Evidence for involvement needs to be more than anecdotal. We need to know what doesn’t work and a recognised scale for measuring impact.
Involvement may make a bigger impact on research conducted with human participants rather than laboratory based research. But people were divided on this. Beryl said ‘Not everything needs a regular human being to be involved’, but Charles felt that ‘there would be a role for PPI actually in every possible field’.
Some felt that isolating the impact made by individual people or comments in a discussion was challenging.
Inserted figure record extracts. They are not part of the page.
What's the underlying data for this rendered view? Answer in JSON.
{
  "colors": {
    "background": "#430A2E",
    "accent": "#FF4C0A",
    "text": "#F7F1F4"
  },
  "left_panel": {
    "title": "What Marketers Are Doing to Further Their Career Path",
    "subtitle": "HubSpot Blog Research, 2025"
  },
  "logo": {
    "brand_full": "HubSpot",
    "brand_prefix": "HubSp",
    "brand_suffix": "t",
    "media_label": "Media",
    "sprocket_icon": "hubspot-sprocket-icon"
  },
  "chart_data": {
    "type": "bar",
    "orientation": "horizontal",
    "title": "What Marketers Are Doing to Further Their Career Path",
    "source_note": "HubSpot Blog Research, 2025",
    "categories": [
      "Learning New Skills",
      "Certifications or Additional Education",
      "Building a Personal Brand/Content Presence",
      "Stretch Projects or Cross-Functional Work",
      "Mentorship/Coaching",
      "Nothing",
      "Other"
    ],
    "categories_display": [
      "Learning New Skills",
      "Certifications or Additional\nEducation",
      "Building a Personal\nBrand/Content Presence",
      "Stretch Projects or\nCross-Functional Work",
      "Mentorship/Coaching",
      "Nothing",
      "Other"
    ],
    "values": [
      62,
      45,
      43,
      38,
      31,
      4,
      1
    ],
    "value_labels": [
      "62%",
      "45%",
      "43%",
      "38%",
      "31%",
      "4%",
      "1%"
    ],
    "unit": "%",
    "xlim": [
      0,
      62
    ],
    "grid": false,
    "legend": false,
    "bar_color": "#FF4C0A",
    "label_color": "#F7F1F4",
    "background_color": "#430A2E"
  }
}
Peter said, ‘It’s more difficult to see a direct result of what you’ve done the more sophisticated you get with your PPI activity’, and Carolyn pointed out that ‘if you’re working really collaboratively and you’ve got ten people sitting round a meeting table it’s often hard to pin down where particular ideas come fromIt’s sometimes hard to pin down exactly what the difference is that you’ve made’.
Simplistic measures won’t capture the full complexity of involvement and could be damaging.
Lay people are now accepted without question but the more closely involved they are the harder it is to identify what difference they’ve made.
Alan doesn’t think we can measure the impact of PPI because involvement is just a little cog in the research machine.
Being able to demonstrate impact is important. Current evidence about impact is often dismissed as anecdotal but Mary thinks practical examples are useful.
However, not everyone was certain that they had had an impact on the research. Jennifer wondered, ‘Well I’m doing all this work, are they really listening to what I’m saying here?’ Ben, who’d been involved in research for 6 months, felt it was ‘far too early’ to see the impact of his involvement, but hoped he would see it a few months down the line. Helen, Marney and Carolyn voiced a common concern about the need for feedback from researchers to be sure whether you have made any difference. (See also ‘Difficulties and barriers to involvement‘).
Helen doesn’t know if her involvement has made a difference. If people don’t get feedback on how they’ve contributed they may not feel motivated to continue.
Marney receives feedback on how she has made a difference to research.
Learning by asking questions in meetings is not easy, especially if taking part by phone. Hazel feels meetings are often not chaired well.
Further suggestions included:
It would be interesting to test the impact of involvement by trying to recruit for a study using information sheets designed with patient involvement and without patient involvement.
Involvement improves recruitment because it leads to better research, but there is still a lot to be done to understand impact.
Roger thinks that that the impact of PPI can only be measured by asking researchers.
Charles thinks that measuring impact is important but very difficult, and we need to be careful what we measure.
Making sure that research had an effect down the line on the care and treatments patients receive was important to people, not just whether it increased recruitment to a trial or the chances of a study getting funding or getting ethical approval. Stephen said by being involved he aimed to reduce ’emotional concerns for patients in the future’ and Richard said that research ‘actually needs to change clinical practice in our hospitals for the benefit of patients’. But measuring such long-term impacts would be even harder.